Another point critics agree on was that these two journalists should be released by the court pending trial. Regardless of Dündar and Gül's cases, the issue surrounding them being jailed or released pending trial has had many arguments in Turkey for a long time. But if we were to look at the current laws, being jailed is not an extraordinary situation in this case. Considering the charges and possible minimum and maximum prison terms they entail, it can be considered proportional. After all, this is not a simple defamation case, but charges related to national security.
Ultra vires
Nevertheless, the Constitutional Court ruled there had been a violation of rights and released the two journalists. But that does not mean we cannot criticize the decision of the Constitutional Court. Claiming anything otherwise would be an attempt to limit the freedoms of ideas and speech.

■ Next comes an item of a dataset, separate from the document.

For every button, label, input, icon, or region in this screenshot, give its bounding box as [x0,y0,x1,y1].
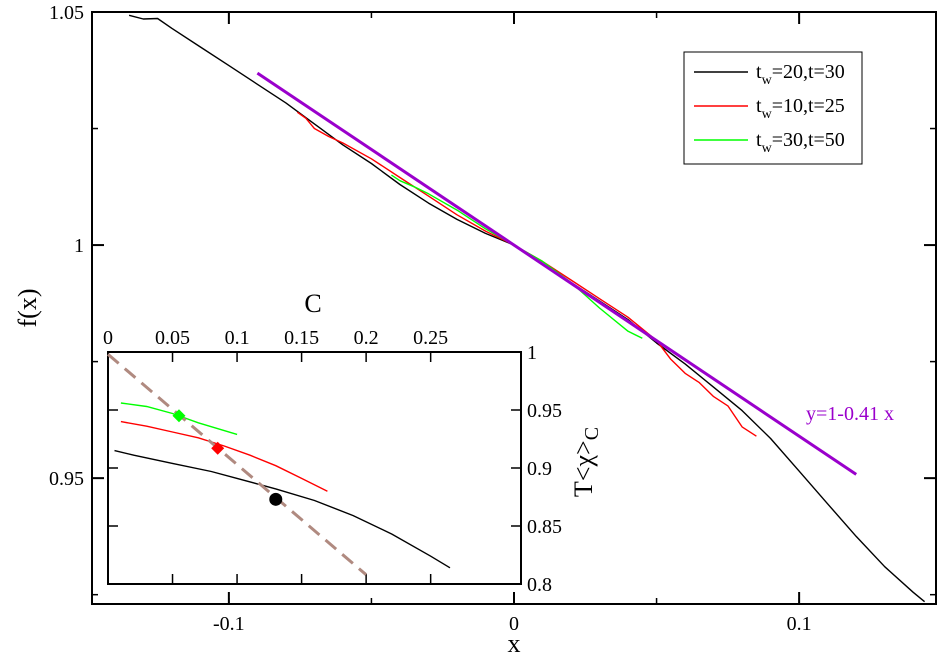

If we are to take a closer look at Constitutional Court decisions from the past, we see that it has acted as the protector of the status quo rather than of democracy and freedoms. The Constitutional Court has closed 21 political parties since its foundation. In 2008 it came within a hair's breadth of closing the Justice and Development Party (AK Party) and stripped it of its financial aid from the Treasury with only one member voting against. Many of the Constitutional Court's decisions can only be regarded as political because from a juridical perspective, they were fiascos.
I believe we are faced with a case of "ultra vires," a picture all too familiar. Despite the serious amount of evidence and importance of the charges, the Constitutional Court put all other cases on its docket aside and ruled on this one. Therefore, just like the 367 deputies and headscarf decisions of the Constitutional Court, this too, is another case of using law to influence a critical process.